In 2019 and 2013, she performed at the performance biennial ENCUENTRO hosted by the Hemispheric Institute of Performance and Politics in Mexico City and Sao Paulo, Brazil and was part of the EMERGENYC 2012 program organized by the same institution. She performed during the Venice Biennale 2017 and La MaMa Theater, Ailey Theater, The Museum of the American Indian and PEN Voices Festival in New York City: Artsadmin in London and the National Center for the Arts in Mexico City; she held an individual exhibition at The Contemporary Arts Museum of Oaxaca, the Embassy of Mexico in Kuwait and The University of Texas at El Paso.

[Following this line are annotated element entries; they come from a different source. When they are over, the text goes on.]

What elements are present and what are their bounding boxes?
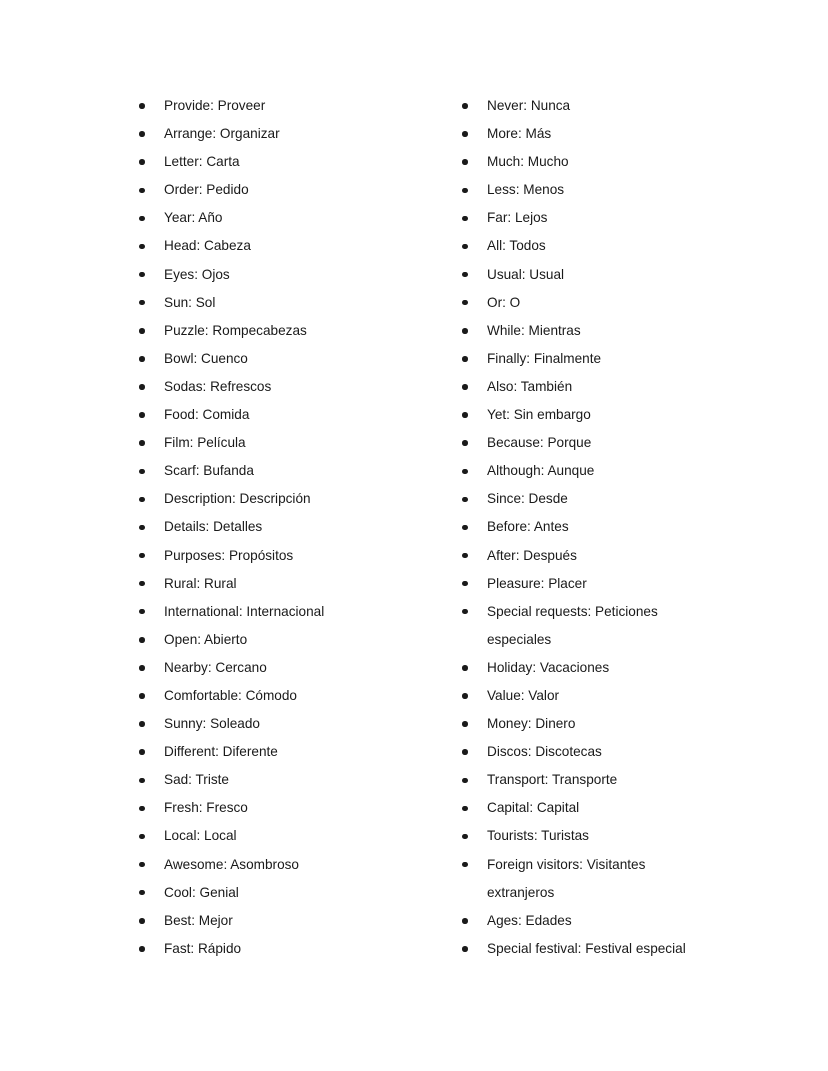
bullet-icon: [139, 693, 145, 699]
vocabulary-item: [460, 373, 700, 401]
vocabulary-item: [137, 822, 437, 850]
bullet-icon: [139, 188, 145, 194]
bullet-icon: [462, 328, 468, 334]
vocabulary-item-text: All: Todos: [487, 238, 546, 254]
vocabulary-item-text: Discos: Discotecas: [487, 744, 602, 760]
vocabulary-item-text: Fresh: Fresco: [164, 800, 248, 816]
vocabulary-item-text: Foreign visitors: Visitantes extranjeros: [487, 856, 646, 900]
vocabulary-item: [460, 317, 700, 345]
vocabulary-item-text: Arrange: Organizar: [164, 126, 280, 142]
vocabulary-item-text: Holiday: Vacaciones: [487, 659, 610, 675]
vocabulary-list-right: [460, 92, 700, 963]
vocabulary-item-text: More: Más: [487, 126, 552, 142]
vocabulary-item: [137, 766, 437, 794]
vocabulary-item-text: Order: Pedido: [164, 182, 249, 198]
bullet-icon: [462, 946, 468, 952]
bullet-icon: [139, 946, 145, 952]
vocabulary-item-text: Sad: Triste: [164, 772, 229, 788]
vocabulary-item-text: Also: También: [487, 378, 573, 394]
vocabulary-item: [137, 542, 437, 570]
vocabulary-item: [460, 710, 700, 738]
bullet-icon: [462, 384, 468, 390]
vocabulary-list-left: [137, 92, 437, 963]
bullet-icon: [139, 581, 145, 587]
vocabulary-item: [137, 710, 437, 738]
vocabulary-item: [460, 92, 700, 120]
vocabulary-item-text: Ages: Edades: [487, 912, 572, 928]
vocabulary-item: [460, 794, 700, 822]
bullet-icon: [139, 469, 145, 475]
vocabulary-item: [137, 851, 437, 879]
vocabulary-item: [460, 935, 700, 963]
vocabulary-item-text: Best: Mejor: [164, 912, 233, 928]
vocabulary-item: [460, 485, 700, 513]
vocabulary-item-text: Film: Película: [164, 435, 246, 451]
vocabulary-item-text: After: Después: [487, 547, 577, 563]
vocabulary-item: [460, 204, 700, 232]
vocabulary-item: [460, 513, 700, 541]
vocabulary-item: [137, 570, 437, 598]
vocabulary-item: [137, 907, 437, 935]
vocabulary-item-text: Different: Diferente: [164, 744, 278, 760]
vocabulary-item: [137, 176, 437, 204]
vocabulary-item-text: Transport: Transporte: [487, 772, 618, 788]
vocabulary-item-text: Sun: Sol: [164, 294, 216, 310]
bullet-icon: [139, 778, 145, 784]
bullet-icon: [139, 216, 145, 222]
vocabulary-item-text: Fast: Rápido: [164, 940, 242, 956]
vocabulary-item: [460, 232, 700, 260]
vocabulary-item: [460, 289, 700, 317]
vocabulary-item-text: Purposes: Propósitos: [164, 547, 294, 563]
vocabulary-item: [460, 542, 700, 570]
vocabulary-item-text: Comfortable: Cómodo: [164, 687, 297, 703]
vocabulary-item-text: Because: Porque: [487, 435, 592, 451]
bullet-icon: [139, 356, 145, 362]
vocabulary-item-text: Yet: Sin embargo: [487, 407, 591, 423]
vocabulary-item: [137, 682, 437, 710]
vocabulary-item: [137, 345, 437, 373]
bullet-icon: [139, 862, 145, 868]
vocabulary-item-text: International: Internacional: [164, 603, 325, 619]
vocabulary-item: [460, 766, 700, 794]
vocabulary-item-text: Since: Desde: [487, 491, 568, 507]
bullet-icon: [462, 778, 468, 784]
bullet-icon: [462, 356, 468, 362]
vocabulary-item: [137, 317, 437, 345]
vocabulary-item: [460, 120, 700, 148]
vocabulary-item: [137, 204, 437, 232]
vocabulary-item: [137, 794, 437, 822]
bullet-icon: [139, 159, 145, 165]
vocabulary-item-text: Or: O: [487, 294, 521, 310]
vocabulary-item-text: Less: Menos: [487, 182, 565, 198]
vocabulary-item-text: Much: Mucho: [487, 154, 569, 170]
vocabulary-item: [460, 598, 700, 654]
bullet-icon: [462, 834, 468, 840]
vocabulary-item-text: Open: Abierto: [164, 631, 248, 647]
bullet-icon: [462, 721, 468, 727]
vocabulary-item: [137, 429, 437, 457]
bullet-icon: [139, 890, 145, 896]
bullet-icon: [139, 131, 145, 137]
bullet-icon: [462, 497, 468, 503]
bullet-icon: [462, 131, 468, 137]
vocabulary-item: [460, 401, 700, 429]
vocabulary-item-text: Details: Detalles: [164, 519, 263, 535]
bullet-icon: [139, 272, 145, 278]
vocabulary-item: [460, 345, 700, 373]
vocabulary-item-text: While: Mientras: [487, 322, 581, 338]
vocabulary-item-text: Pleasure: Placer: [487, 575, 587, 591]
vocabulary-item: [460, 851, 700, 907]
vocabulary-item-text: Money: Dinero: [487, 716, 576, 732]
vocabulary-item: [460, 176, 700, 204]
bullet-icon: [462, 440, 468, 446]
bullet-icon: [139, 609, 145, 615]
vocabulary-item: [137, 120, 437, 148]
bullet-icon: [139, 749, 145, 755]
bullet-icon: [139, 244, 145, 250]
vocabulary-item-text: Tourists: Turistas: [487, 828, 589, 844]
bullet-icon: [462, 862, 468, 868]
bullet-icon: [139, 328, 145, 334]
vocabulary-item: [460, 654, 700, 682]
vocabulary-item-text: Scarf: Bufanda: [164, 463, 254, 479]
vocabulary-item: [460, 261, 700, 289]
vocabulary-item: [137, 373, 437, 401]
bullet-icon: [139, 834, 145, 840]
vocabulary-item: [137, 485, 437, 513]
vocabulary-item: [137, 148, 437, 176]
bullet-icon: [462, 693, 468, 699]
vocabulary-item: [460, 429, 700, 457]
vocabulary-item-text: Provide: Proveer: [164, 98, 266, 113]
vocabulary-item: [137, 232, 437, 260]
vocabulary-item: [460, 148, 700, 176]
vocabulary-item: [137, 401, 437, 429]
vocabulary-item-text: Letter: Carta: [164, 154, 240, 170]
vocabulary-item-text: Rural: Rural: [164, 575, 237, 591]
vocabulary-item: [137, 738, 437, 766]
vocabulary-item-text: Value: Valor: [487, 687, 560, 703]
vocabulary-item-text: Usual: Usual: [487, 266, 565, 282]
vocabulary-item-text: Special requests: Peticiones especiales: [487, 603, 658, 647]
bullet-icon: [139, 637, 145, 643]
vocabulary-item-text: Head: Cabeza: [164, 238, 251, 254]
bullet-icon: [462, 188, 468, 194]
vocabulary-item: [137, 935, 437, 963]
bullet-icon: [139, 553, 145, 559]
vocabulary-item-text: Year: Año: [164, 210, 223, 226]
vocabulary-item: [137, 513, 437, 541]
vocabulary-item: [137, 289, 437, 317]
bullet-icon: [139, 918, 145, 924]
bullet-icon: [139, 665, 145, 671]
vocabulary-item: [137, 879, 437, 907]
bullet-icon: [462, 412, 468, 418]
vocabulary-item: [460, 822, 700, 850]
vocabulary-item-text: Eyes: Ojos: [164, 266, 230, 282]
vocabulary-item: [460, 907, 700, 935]
vocabulary-item: [137, 626, 437, 654]
bullet-icon: [462, 665, 468, 671]
vocabulary-item-text: Bowl: Cuenco: [164, 350, 248, 366]
bullet-icon: [462, 244, 468, 250]
vocabulary-item-text: Nearby: Cercano: [164, 659, 267, 675]
vocabulary-item-text: Food: Comida: [164, 407, 250, 423]
vocabulary-item: [137, 261, 437, 289]
bullet-icon: [139, 806, 145, 812]
vocabulary-item-text: Special festival: Festival especial: [487, 940, 686, 956]
vocabulary-item-text: Never: Nunca: [487, 98, 571, 113]
bullet-icon: [139, 440, 145, 446]
vocabulary-item: [137, 598, 437, 626]
bullet-icon: [462, 103, 468, 109]
vocabulary-item: [460, 570, 700, 598]
vocabulary-item-text: Before: Antes: [487, 519, 569, 535]
vocabulary-item: [460, 682, 700, 710]
vocabulary-item-text: Cool: Genial: [164, 884, 239, 900]
vocabulary-item-text: Sodas: Refrescos: [164, 378, 272, 394]
bullet-icon: [462, 609, 468, 615]
vocabulary-item-text: Local: Local: [164, 828, 237, 844]
vocabulary-item-text: Awesome: Asombroso: [164, 856, 299, 872]
bullet-icon: [139, 103, 145, 109]
vocabulary-item-text: Description: Descripción: [164, 491, 311, 507]
bullet-icon: [462, 581, 468, 587]
vocabulary-item-text: Capital: Capital: [487, 800, 580, 816]
bullet-icon: [462, 469, 468, 475]
vocabulary-item: [137, 457, 437, 485]
vocabulary-item-text: Far: Lejos: [487, 210, 548, 226]
bullet-icon: [462, 300, 468, 306]
bullet-icon: [462, 272, 468, 278]
vocabulary-item-text: Puzzle: Rompecabezas: [164, 322, 307, 338]
bullet-icon: [462, 159, 468, 165]
vocabulary-item-text: Although: Aunque: [487, 463, 595, 479]
bullet-icon: [139, 384, 145, 390]
bullet-icon: [139, 300, 145, 306]
vocabulary-item: [460, 457, 700, 485]
bullet-icon: [462, 749, 468, 755]
bullet-icon: [139, 721, 145, 727]
bullet-icon: [462, 216, 468, 222]
vocabulary-item: [137, 654, 437, 682]
vocabulary-item: [137, 92, 437, 120]
bullet-icon: [462, 918, 468, 924]
bullet-icon: [462, 525, 468, 531]
vocabulary-item: [460, 738, 700, 766]
bullet-icon: [462, 553, 468, 559]
bullet-icon: [139, 412, 145, 418]
bullet-icon: [462, 806, 468, 812]
vocabulary-item-text: Sunny: Soleado: [164, 716, 260, 732]
bullet-icon: [139, 525, 145, 531]
vocabulary-item-text: Finally: Finalmente: [487, 350, 602, 366]
bullet-icon: [139, 497, 145, 503]
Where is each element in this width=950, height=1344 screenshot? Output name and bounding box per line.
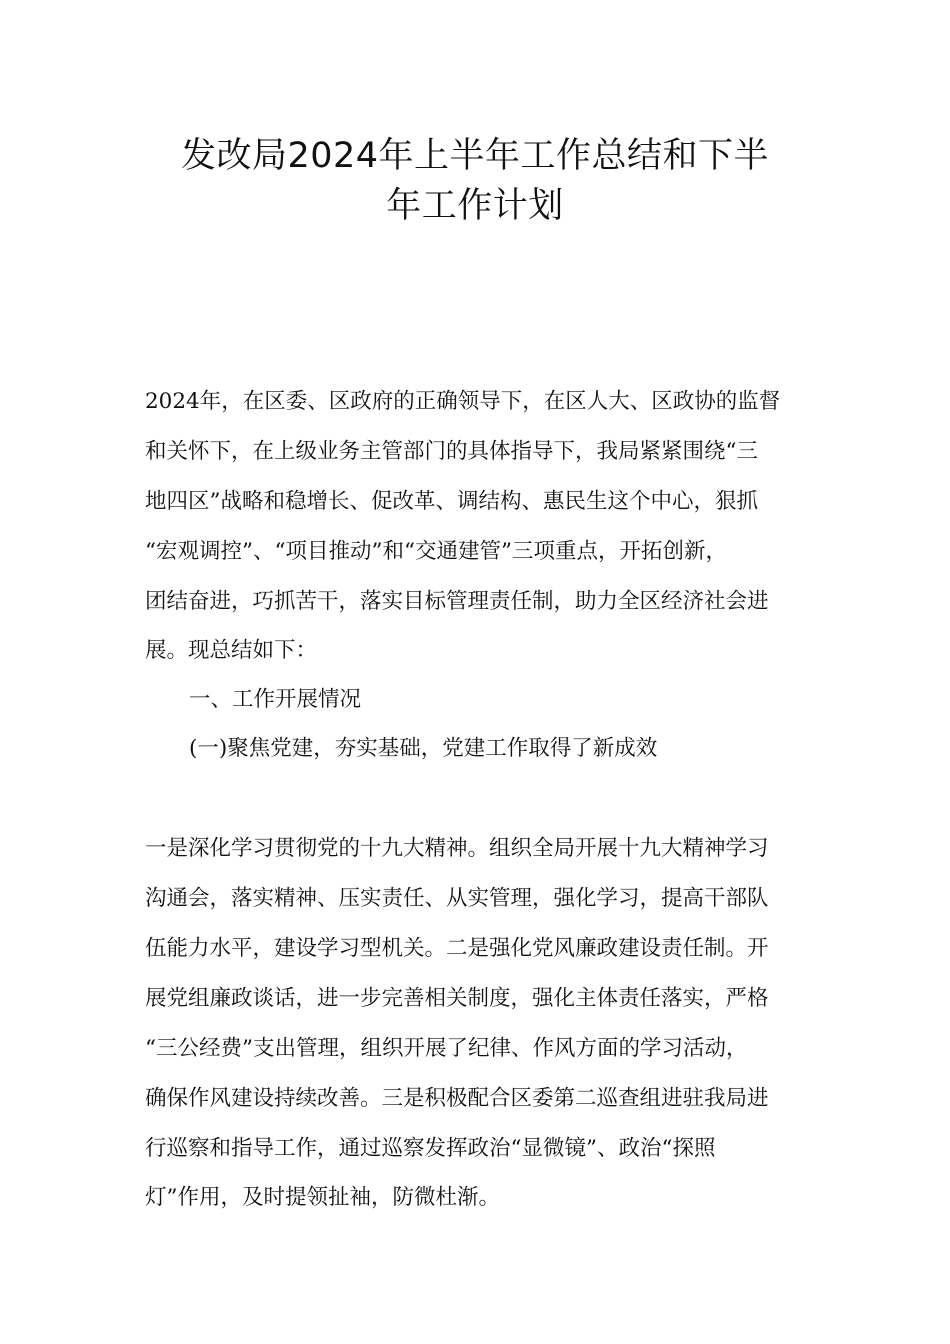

Polina was a featured artist in the Catalogue of Cultural Offerings of the Ministry of Culture of Mexico and has been supported by the Mexican Ministry of Foreign Affairs. She was selected for the First Food Residency as part of the UK-Mexico Dual Year in 2015 and received the Queens Community Arts Fund Award in 2017, 2012 and 2009. She is the creator of three-14-feet tall puppets, a commission by El Museo del Barrio in New York, which are used yearly in their Three Kings parade. Polina has been an arts educator for sixteen years, developing curricula and teaching in New York public schools, libraries, museums, and community centers. Her latest project is organizing interdisciplinary travel programs to Oaxaca, Mexico. Polina received a Master in Fine Arts and Art and Design Education from Pratt Institute

John Roach

John Roach is an interdisciplinary artist from Queens New York whose work exploits fissures between materials, objects, and our everyday experiences. Of particular interest is human perception and how it filters our experience of the world, he explores this through a variety of forms including installation, sound art, collaborative performances, sculpture, and participatory experiences. 

Recent works include the 12-channel sound installation Frozen Words, an unlikely fusion of Donald Trump and François Rabelais; Symbiotext a project with the evolutionary biologist John Burns that brings together the genome of a salamander and green algae to control a text-based sound installation; and Stone Cold Groove in which he worked with local historians as well as a group of children to explore the historical and sonic resonances of the local marble quarries in Dorset Vermont.

John is a full-time faculty at Parsons School of Design where he teaches a wide range of courses that address the aesthetic, spatial, emotional, psychological and political impact of sound. His site-specific installation and performance Wandering Stacks activates the floors of the Pratt library with the live sound of materials associated with books and paper-making and is coupled with language manipulations akin of those seen throughout Robbin Silverberg’s collection of works.